Resenha: E não sobrou nenhum – Agatha Christie

Comecei E não sobrou nenhum por indicação de amigos e blogueiros literários. Todas as resenhas que li até hoje sobre a obra sempre foram otimistas e categóricas: trata-se do melhor romance policial da Rainha do Crime! Talvez tenha iniciado a leitura com a expectativa altíssima. Não me desiludi, mas também não achei absolutamente genial – como achei Assassinato no Expresso do Oriente.

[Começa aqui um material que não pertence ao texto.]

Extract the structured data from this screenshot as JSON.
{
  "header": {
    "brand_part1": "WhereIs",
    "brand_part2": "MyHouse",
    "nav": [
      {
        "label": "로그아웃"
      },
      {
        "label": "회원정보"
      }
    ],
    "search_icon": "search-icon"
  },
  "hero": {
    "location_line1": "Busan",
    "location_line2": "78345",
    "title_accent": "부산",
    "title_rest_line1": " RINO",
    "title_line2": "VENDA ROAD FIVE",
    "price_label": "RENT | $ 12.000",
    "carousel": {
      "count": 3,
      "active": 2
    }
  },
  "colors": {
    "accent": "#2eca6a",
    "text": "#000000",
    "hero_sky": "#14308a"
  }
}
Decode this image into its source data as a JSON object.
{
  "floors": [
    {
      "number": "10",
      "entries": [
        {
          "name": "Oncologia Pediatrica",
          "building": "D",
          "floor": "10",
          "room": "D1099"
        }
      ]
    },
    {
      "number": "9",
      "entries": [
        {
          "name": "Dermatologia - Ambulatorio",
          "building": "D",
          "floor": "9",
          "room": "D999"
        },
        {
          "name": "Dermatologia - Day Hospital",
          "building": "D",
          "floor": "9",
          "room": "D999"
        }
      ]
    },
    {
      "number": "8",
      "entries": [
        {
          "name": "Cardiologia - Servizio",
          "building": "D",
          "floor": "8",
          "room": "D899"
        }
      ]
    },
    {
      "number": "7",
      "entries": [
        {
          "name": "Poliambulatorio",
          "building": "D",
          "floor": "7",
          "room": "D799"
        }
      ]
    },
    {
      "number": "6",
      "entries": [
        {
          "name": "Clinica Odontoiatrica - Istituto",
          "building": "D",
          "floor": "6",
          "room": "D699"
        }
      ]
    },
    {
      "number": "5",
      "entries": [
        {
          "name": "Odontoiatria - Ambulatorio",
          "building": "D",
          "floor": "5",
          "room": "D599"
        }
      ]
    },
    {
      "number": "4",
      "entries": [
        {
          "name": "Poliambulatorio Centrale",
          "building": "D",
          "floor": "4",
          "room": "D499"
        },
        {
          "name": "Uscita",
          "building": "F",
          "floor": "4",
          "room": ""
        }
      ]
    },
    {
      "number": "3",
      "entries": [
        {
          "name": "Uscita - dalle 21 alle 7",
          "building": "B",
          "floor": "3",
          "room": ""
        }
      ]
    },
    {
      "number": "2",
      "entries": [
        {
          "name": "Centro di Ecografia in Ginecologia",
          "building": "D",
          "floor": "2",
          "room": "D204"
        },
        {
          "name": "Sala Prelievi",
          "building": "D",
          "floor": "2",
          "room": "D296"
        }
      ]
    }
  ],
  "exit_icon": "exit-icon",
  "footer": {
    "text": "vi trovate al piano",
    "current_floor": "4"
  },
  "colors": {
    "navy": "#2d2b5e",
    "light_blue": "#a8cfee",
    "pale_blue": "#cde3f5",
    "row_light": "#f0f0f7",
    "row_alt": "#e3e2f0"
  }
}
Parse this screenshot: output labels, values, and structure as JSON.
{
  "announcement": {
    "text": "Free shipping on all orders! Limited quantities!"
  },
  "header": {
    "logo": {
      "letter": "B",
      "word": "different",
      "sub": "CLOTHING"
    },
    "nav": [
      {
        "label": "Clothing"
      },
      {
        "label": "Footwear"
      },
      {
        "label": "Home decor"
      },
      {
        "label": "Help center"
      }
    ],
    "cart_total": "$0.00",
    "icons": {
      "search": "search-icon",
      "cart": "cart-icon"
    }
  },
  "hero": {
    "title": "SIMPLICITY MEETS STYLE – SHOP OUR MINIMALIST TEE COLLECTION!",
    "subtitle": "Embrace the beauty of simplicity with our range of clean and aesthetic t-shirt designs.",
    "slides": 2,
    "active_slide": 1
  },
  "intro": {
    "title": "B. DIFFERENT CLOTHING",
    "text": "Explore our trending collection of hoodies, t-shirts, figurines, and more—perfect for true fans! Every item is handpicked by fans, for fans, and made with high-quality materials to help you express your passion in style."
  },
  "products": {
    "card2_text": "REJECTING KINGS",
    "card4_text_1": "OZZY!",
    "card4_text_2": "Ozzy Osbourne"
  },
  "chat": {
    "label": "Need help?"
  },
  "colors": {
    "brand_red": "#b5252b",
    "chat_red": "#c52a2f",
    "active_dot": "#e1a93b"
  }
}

Resenha: E não sobrou nenhum - Agatha Christie

FOTO: Melissa Marques / Resenhas à la Carte

Vale lembrar que E não sobrou nenhum era, antigamente, conhecido como O caso dos dez negrinhos. Por questões óbvias para a atualidade, acharam melhor revisitar a obra.

No começo, somos apresentados a dez personagens principais, e acompanhamos sua viagem de trem a Ilha do Soldado, a convite de um anfitrião bastante peculiar.

Literalmente entramos na cabeça dessas pessoas: ouvimos seus desejos e pensamentos mais íntimos e sombrios.

Ao chegarem, uma série de eventos estranhos começam a acontecer: o anfitrião não dá às caras – ninguém nunca o viu pessoalmente -, a Ilha fica extremamente isolada e, durante a primeira noite na casam em um jantar, todos os convidados ouvem, através de um sistema de som, inúmeras acusações seríssimas sobre assassinatos que cada um teria cometido.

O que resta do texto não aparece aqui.